There is no better way of learning to overcome these perversions in sleep and similar forms of rest, than to study with careful thought the sleep of a wholesome little child. Having gained the physical freedom necessary to give perfect repose to the body, the quiet, simple dropping of all thought and care can be made more easily possible. So we can approach again the natural sleep and enjoy consciously the refreshment which through our own babyhood was the unconscious means of giving us daily strength and power for growth.

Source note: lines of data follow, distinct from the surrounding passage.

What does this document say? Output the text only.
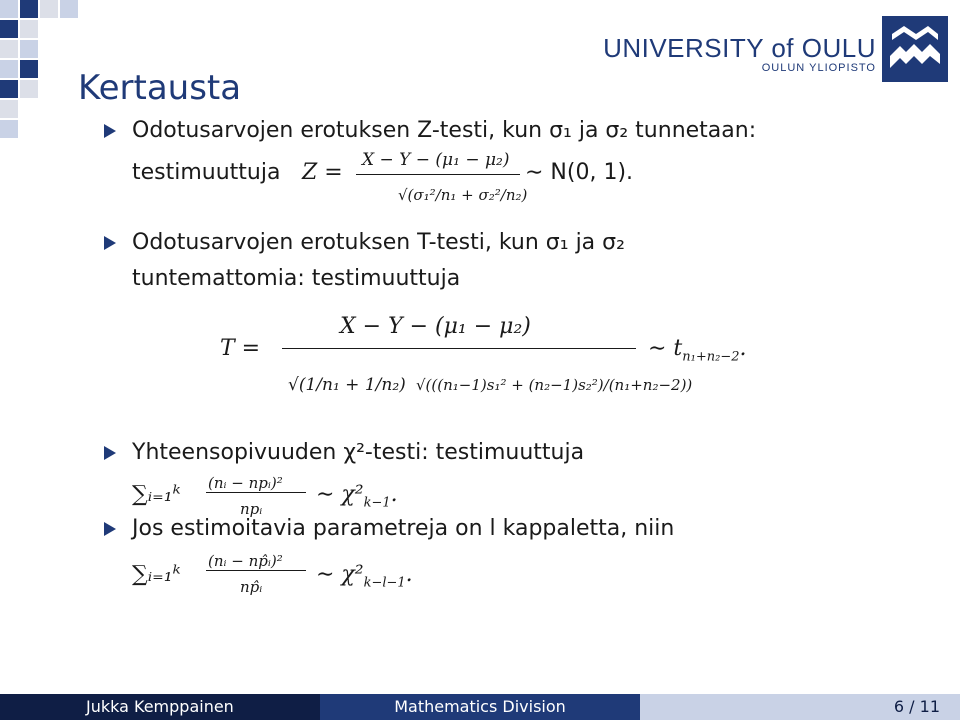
UNIVERSITY of OULU
OULUN YLIOPISTO
Kertausta
Odotusarvojen erotuksen Z-testi, kun σ₁ ja σ₂ tunnetaan:
testimuuttuja Z = X − Y − (μ₁ − μ₂)
√(σ₁²/n₁ + σ₂²/n₂)
∼ N(0, 1).
Odotusarvojen erotuksen T-testi, kun σ₁ ja σ₂
tuntemattomia: testimuuttuja
T =
X − Y − (μ₁ − μ₂)
√(1/n₁ + 1/n₂) √(((n₁−1)s₁² + (n₂−1)s₂²)/(n₁+n₂−2))
∼ $t_{n_1+n_2-2}$.
Yhteensopivuuden χ²-testi: testimuuttuja
∑ᵢ₌₁ᵏ (nᵢ − npᵢ)²
npᵢ
∼ $\chi^2_{k-1}$.
Jos estimoitavia parametreja on l kappaletta, niin
∑ᵢ₌₁ᵏ
(nᵢ − np̂ᵢ)²
np̂ᵢ ∼ $\chi^2_{k-l-1}$.
Jukka Kemppainen	Mathematics Division	6 / 11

To take the regular process, first let go of the muscles,—that will enable us more easily to drop disturbing thoughts; and as we refuse, without resistance, admittance to the thoughts, the freedom from care for the time will follow, and the rest gained will enable us to awaken with new life for cares to come. This, however, is a habit to be established and thoughtfully cultivated; it cannot be acquired at once. More will be said in future chapters as to the process of gaining the habit.
IV.
OTHER FORMS OF REST
Do you hold yourself on the chair, or does the chair hold you? When you are subject to the laws of gravitation give up to them, and feel their strength. Do not resist these laws, as a thousand and one of us do when instead of yielding gently and letting ourselves sink into a chair, we put our bodies rigidly on and then hold them there as if fearing the chair would break if we gave our full weight to it. It is not only unnatural and unrestful, but most awkward. So in a railroad car. Much, indeed most of the fatigue from a long journey by rail is quite unnecessary, and comes from an unconscious officious effort of trying to carry the train, instead of allowing the train to carry us, or of resisting the motion, instead of relaxing and yielding to it. There is a pleasant rhythm in the motion of the rapidly moving cars which is often restful rather than fatiguing, if we will only let go and abandon ourselves to it. This was strikingly proved by a woman who, having just learned the first principles of relaxation, started on a journey overstrained from mental anxiety. The first effect of the motion was that most disagreeable, faint feeling known as car-sickness. Understanding the cause, she began at once to drop the unnecessary tension, and the faintness left her. Then she commenced an interesting novel, and as she became excited by the plot her muscles were contracted in sympathy (so-called), and the faintness returned in full force, so that she bad to drop the book and relax again; and this process was repeated half-a-dozen times before she could place her body so under control of natural laws that it was possible to read without the artificial tension asserting itself and the car-sickness returning in consequence.